Oxygen therapy may be useful in patients for whom no other treatments are satisfactory, but carbon dioxide retention is a danger in patients with severe underlying lung disease.
Oral appliances are inconsistently effective in the management of obstructive sleep apnea but may be an alternative in patients with mild disease who cannot tolerate CPAP.
In patients with morbid obesity, weight loss via bariatric surgery helps to reduce the severity of obstructive sleep apnea. However, the possible complications and cost of this type of surgery downgrade it to a secondary role in the treatment of obstructive sleep apnea.

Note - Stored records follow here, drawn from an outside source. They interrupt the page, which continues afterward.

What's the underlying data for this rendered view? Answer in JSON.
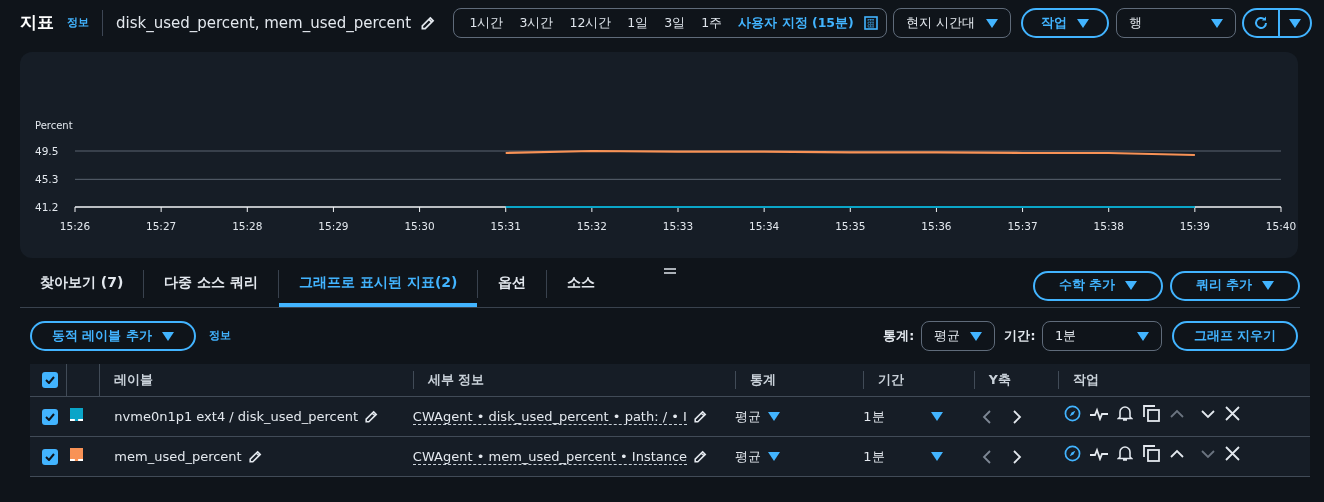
{
  "header": {
    "title": "지표",
    "info_link": "정보",
    "graph_title": "disk_used_percent, mem_used_percent"
  },
  "time_ranges": [
    {
      "label": "1시간",
      "selected": false
    },
    {
      "label": "3시간",
      "selected": false
    },
    {
      "label": "12시간",
      "selected": false
    },
    {
      "label": "1일",
      "selected": false
    },
    {
      "label": "3일",
      "selected": false
    },
    {
      "label": "1주",
      "selected": false
    },
    {
      "label": "사용자 지정 (15분)",
      "selected": true
    }
  ],
  "timezone_select": "현지 시간대",
  "actions_button": "작업",
  "view_select": "행",
  "chart": {
    "chart_data": {
      "type": "line",
      "ylabel": "Percent",
      "categories": [
        "15:26",
        "15:27",
        "15:28",
        "15:29",
        "15:30",
        "15:31",
        "15:32",
        "15:33",
        "15:34",
        "15:35",
        "15:36",
        "15:37",
        "15:38",
        "15:39",
        "15:40"
      ],
      "ylim": [
        41.2,
        49.5
      ],
      "yticks": [
        41.2,
        45.3,
        49.5
      ],
      "series": [
        {
          "color": "#0aa5c8",
          "values": [
            null,
            null,
            null,
            null,
            null,
            41.2,
            41.2,
            41.2,
            41.2,
            41.2,
            41.2,
            41.2,
            41.2,
            41.2,
            null
          ]
        },
        {
          "color": "#f89256",
          "values": [
            null,
            null,
            null,
            null,
            null,
            49.2,
            49.5,
            49.4,
            49.4,
            49.3,
            49.3,
            49.2,
            49.2,
            48.9,
            null
          ]
        }
      ]
    }
  },
  "tabs": [
    {
      "label": "찾아보기 (7)",
      "selected": false
    },
    {
      "label": "다중 소스 쿼리",
      "selected": false
    },
    {
      "label": "그래프로 표시된 지표(2)",
      "selected": true
    },
    {
      "label": "옵션",
      "selected": false
    },
    {
      "label": "소스",
      "selected": false
    }
  ],
  "tab_buttons": [
    "수학 추가",
    "쿼리 추가"
  ],
  "toolbar": {
    "dynamic_label_button": "동적 레이블 추가",
    "info_link": "정보",
    "statistic_label": "통계:",
    "statistic": "평균",
    "period_label": "기간:",
    "period": "1분",
    "clear_button": "그래프 지우기"
  },
  "table": {
    "all_checked": true,
    "columns": [
      "레이블",
      "세부 정보",
      "통계",
      "기간",
      "Y축",
      "작업"
    ],
    "rows": [
      {
        "checked": true,
        "color": "#0aa5c8",
        "label": "nvme0n1p1 ext4 / disk_used_percent",
        "details": "CWAgent • disk_used_percent • path: / • I",
        "statistic": "평균",
        "period": "1분",
        "move_up_disabled": true,
        "move_down_disabled": false
      },
      {
        "checked": true,
        "color": "#f89256",
        "label": "mem_used_percent",
        "details": "CWAgent • mem_used_percent • Instance",
        "statistic": "평균",
        "period": "1분",
        "move_up_disabled": false,
        "move_down_disabled": true
      }
    ]
  }
}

Patients who snore but have no more than obstructive sleep apnea on laboratory testing may be treated adequately with conservative measures involving good sleep hygiene. The physician should verify that patients are spending adequate time in bed. Sleep deprivation increases a person's tendency to snore.
Treatment of disorders that reduce nasal airflow, such as chronic rhinitis, nasal polyps, or septal deviation, is important because reduced nasal airflow increases the tendency to snore.
Moreover, mouth breathing during sleep, which results from nasal obstruction, causes the jaw to drop and reduces the diameter of the pharyngeal airway, increasing the possibility of obstructive sleep apnea.
Patients with obstructive sleep apnea should avoid alcohol and other sedating agents. Because patients with obstructive sleep apnea tend to sleep inadequately, they are more likely to turn to sedatives to promote sleep.
Tracheotomy is a last-resort measure that is used only in life-threatening situations, such as acute respiratory failure or when patients are severely apneic and noncompliant. Because of complications and disability, tracheotomy generally is not well accepted by patients as a long-term treatment.
Raising the head of the bed and avoiding the supine position during sleep are methods of decreasing the incidence of obstructive sleep apnea. Elevation of the head tends to bring the tongue forward, while sleeping on the side moves the tongue laterally.